A interface torna-se um ativo estratégico
Esta mudança aumenta o valor de um elemento que, durante muito tempo, recebeu menos atenção do que os conteúdos: a interface. Controlar o ecrã inicial significa controlar quais os conteúdos que o utilizador descobre primeiro, que serviços aparecem nas recomendações e qual a plataforma que utiliza para procurar algo para ver. A batalha passa, assim, dos catálogos para as camadas de distribuição. A Amazon quer que o Prime Video seja essa porta de entrada. A Roku quer que seja o seu sistema operativo e o seu negócio de Channels. O YouTube quer aproveitar a enorme frequência de utilização da sua plataforma para transformar o Premium num pacote de entretenimento mais abrangente. A Netflix, por sua vez, conta com uma das marcas mais fortes do streaming e com uma gigantesca base de utilizadores, o que poderá conferir-lhe uma posição especialmente poderosa caso decida abrir a sua aplicação a concorrentes. A agregação pode também ajudar a resolver um dos principais problemas da economia do streaming: a fadiga do consumidor. Quanto mais serviços existem, mais difícil é saber o que contratar e onde encontrar determinado conteúdo. Um único ponto de acesso pode reduzir essa fricção. Para as empresas que produzem e detêm conteúdos, contudo, a decisão é muito mais complexa. Distribuir através da Amazon, YouTube, Roku ou, potencialmente, Netflix implica ceder parte do controlo sobre a relação com o consumidor. A plataforma intermediária pode gerir o pagamento, os dados dos utilizadores, a interface e parte da experiência. Pode também ficar com uma parte das receitas provenientes das subscrições e da publicidade. Em contrapartida, o proprietário do conteúdo obtém distribuição, alcance e, potencialmente, custos de aquisição mais baixos. A equação é especialmente relevante para serviços que não têm a escala da Netflix ou da Disney. Para estas empresas, chegar a milhões de consumidores através de uma plataforma dominante pode compensar a perda de parte da relação direta. Por outras palavras, os serviços têm de escolher entre controlar totalmente a relação com o utilizador ou maximizar a sua distribuição.

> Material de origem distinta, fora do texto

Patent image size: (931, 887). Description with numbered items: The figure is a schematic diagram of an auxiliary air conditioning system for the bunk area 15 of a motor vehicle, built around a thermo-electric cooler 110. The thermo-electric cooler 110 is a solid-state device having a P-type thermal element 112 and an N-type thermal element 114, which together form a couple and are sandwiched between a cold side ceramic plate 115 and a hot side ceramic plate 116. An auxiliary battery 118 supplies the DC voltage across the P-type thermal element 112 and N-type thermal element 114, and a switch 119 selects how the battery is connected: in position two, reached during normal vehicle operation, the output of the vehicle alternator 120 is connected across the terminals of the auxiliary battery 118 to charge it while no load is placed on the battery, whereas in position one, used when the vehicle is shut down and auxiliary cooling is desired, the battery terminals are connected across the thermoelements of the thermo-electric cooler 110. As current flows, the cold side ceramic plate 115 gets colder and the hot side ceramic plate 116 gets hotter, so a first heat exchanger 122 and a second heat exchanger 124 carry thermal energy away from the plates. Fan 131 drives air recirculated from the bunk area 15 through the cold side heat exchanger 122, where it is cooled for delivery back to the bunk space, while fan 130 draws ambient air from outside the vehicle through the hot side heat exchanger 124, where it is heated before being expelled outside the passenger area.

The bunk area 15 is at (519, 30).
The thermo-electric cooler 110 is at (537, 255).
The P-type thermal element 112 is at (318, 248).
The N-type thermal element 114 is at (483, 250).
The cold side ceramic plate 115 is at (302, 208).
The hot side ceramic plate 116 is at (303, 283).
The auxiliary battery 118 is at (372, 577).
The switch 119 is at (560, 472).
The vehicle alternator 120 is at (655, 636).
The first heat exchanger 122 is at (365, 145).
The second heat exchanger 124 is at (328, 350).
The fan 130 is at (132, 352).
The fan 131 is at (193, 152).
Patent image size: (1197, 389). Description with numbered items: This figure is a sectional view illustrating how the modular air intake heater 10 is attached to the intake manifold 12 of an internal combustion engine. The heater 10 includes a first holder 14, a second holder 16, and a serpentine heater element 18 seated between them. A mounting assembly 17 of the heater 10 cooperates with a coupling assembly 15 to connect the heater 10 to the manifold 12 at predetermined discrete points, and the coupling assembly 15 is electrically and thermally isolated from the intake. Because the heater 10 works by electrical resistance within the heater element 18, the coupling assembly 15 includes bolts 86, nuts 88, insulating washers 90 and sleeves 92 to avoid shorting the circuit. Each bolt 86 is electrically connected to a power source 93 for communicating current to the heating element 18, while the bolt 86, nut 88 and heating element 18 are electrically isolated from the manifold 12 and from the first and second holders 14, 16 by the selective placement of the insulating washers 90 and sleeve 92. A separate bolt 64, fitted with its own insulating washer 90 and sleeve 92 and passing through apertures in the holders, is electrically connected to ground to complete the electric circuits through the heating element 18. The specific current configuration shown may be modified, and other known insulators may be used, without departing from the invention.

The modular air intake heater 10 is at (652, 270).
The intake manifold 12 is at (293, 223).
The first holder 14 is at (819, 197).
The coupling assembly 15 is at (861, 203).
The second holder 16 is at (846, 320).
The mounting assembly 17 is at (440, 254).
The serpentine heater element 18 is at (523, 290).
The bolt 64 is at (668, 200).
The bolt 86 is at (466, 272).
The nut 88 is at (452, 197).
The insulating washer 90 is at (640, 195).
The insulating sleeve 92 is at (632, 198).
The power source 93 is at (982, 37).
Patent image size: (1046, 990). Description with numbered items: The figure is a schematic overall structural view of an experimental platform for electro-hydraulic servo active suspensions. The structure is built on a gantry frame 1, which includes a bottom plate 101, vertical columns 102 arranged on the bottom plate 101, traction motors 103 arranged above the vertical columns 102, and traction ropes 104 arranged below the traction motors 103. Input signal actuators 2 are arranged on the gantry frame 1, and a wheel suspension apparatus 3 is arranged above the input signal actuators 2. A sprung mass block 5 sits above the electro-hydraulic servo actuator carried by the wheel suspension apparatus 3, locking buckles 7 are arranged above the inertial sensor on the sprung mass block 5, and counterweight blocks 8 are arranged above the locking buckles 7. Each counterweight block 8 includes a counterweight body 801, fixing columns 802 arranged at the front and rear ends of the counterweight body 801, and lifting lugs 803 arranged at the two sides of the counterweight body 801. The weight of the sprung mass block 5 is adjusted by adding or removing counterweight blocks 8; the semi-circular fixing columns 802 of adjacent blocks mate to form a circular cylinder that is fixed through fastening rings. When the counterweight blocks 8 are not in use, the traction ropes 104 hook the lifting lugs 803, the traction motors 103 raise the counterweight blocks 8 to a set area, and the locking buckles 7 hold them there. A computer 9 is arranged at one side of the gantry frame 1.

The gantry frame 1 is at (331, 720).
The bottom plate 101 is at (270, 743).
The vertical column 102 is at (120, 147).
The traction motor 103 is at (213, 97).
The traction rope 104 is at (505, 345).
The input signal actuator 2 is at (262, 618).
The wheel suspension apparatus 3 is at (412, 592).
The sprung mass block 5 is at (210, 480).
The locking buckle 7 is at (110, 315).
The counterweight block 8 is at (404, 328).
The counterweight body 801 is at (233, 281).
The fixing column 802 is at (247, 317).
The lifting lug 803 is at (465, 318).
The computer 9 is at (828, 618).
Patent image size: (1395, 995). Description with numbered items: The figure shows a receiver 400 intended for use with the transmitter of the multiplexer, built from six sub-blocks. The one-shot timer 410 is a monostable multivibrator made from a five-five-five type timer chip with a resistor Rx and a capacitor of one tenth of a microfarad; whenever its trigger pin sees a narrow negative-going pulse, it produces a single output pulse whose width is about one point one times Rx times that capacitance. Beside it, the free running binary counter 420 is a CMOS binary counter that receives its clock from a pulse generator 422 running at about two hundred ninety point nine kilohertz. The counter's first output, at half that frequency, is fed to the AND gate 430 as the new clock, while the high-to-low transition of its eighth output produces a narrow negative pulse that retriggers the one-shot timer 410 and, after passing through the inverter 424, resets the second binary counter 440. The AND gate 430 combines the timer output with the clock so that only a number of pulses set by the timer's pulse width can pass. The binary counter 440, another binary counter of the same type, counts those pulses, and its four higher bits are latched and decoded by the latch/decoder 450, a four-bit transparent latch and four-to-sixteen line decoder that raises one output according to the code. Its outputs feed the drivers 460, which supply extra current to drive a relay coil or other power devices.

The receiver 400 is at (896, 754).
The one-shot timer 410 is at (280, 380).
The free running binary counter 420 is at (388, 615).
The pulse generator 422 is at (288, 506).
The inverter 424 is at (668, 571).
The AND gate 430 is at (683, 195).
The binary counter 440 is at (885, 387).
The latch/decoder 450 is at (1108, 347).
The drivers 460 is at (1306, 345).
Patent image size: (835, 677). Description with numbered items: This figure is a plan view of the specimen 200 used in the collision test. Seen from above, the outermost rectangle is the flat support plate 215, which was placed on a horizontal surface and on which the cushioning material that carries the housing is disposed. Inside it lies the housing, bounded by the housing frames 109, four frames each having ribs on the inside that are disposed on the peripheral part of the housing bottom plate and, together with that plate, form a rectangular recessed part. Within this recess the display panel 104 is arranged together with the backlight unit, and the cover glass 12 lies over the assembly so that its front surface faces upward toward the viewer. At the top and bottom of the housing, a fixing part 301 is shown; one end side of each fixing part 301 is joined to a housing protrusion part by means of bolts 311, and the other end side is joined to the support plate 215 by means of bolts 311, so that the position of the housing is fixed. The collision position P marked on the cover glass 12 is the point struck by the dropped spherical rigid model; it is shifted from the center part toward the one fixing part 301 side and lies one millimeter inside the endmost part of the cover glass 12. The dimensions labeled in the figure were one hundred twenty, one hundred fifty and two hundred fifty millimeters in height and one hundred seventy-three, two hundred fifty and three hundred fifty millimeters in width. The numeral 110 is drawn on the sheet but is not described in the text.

Disney continua a ser um dos grandes players que resistem à abertura do seu ecossistema
Nem todas as empresas estão a seguir esta estratégia. A Disney continua a apostar maioritariamente na relação direta com os seus consumidores e mantém uma estratégia mais fechada em torno das suas próprias plataformas. A empresa dispõe, além disso, de uma combinação de franchises, conteúdos desportivos e marcas suficientemente forte para justificar esta abordagem. A situação poderá ser diferente para outras empresas que necessitem de aumentar o seu alcance ou reduzir os custos associados à aquisição de clientes. O futuro da Paramount+ e da HBO Max poderá também ser condicionado pela consolidação do setor e pelas alterações nas estruturas corporativas das respetivas empresas. Paradoxalmente, a evolução do streaming começa a aproximá-lo de algumas das características que inicialmente pretendia substituir na televisão tradicional. Os operadores de televisão paga atuavam historicamente como agregadores: reuniam diferentes canais e conteúdos numa única fatura e numa única interface. O streaming fragmentou esse modelo, mas agora as grandes plataformas estão a reconstruir uma lógica semelhante no ambiente digital. A diferença é que a nova geração de agregadores tem acesso a grandes volumes de dados sobre o comportamento dos consumidores, pode personalizar recomendações e combinar conteúdos a pedido, televisão em direto, desporto, publicidade e subscrições de terceiros. Por isso, a próxima batalha do streaming poderá não determinar quem produz o melhor conteúdo, mas sim quem consegue tornar-se o sistema operativo do entretenimento.
A evolução do YouTube, Amazon, Roku e Netflix aponta precisamente nessa direção. Como resume Carson, as empresas têm cada vez mais claro que precisam de escolher entre construir uma plataforma própria capaz de concentrar o consumo ou distribuir os seus conteúdos através do maior número possível de plataformas. A guerra pelos subscritores não desapareceu. Mas o próximo campo de batalha será conseguir que, quando o consumidor ligar a televisão, exista uma única aplicação que considere indispensável abrir.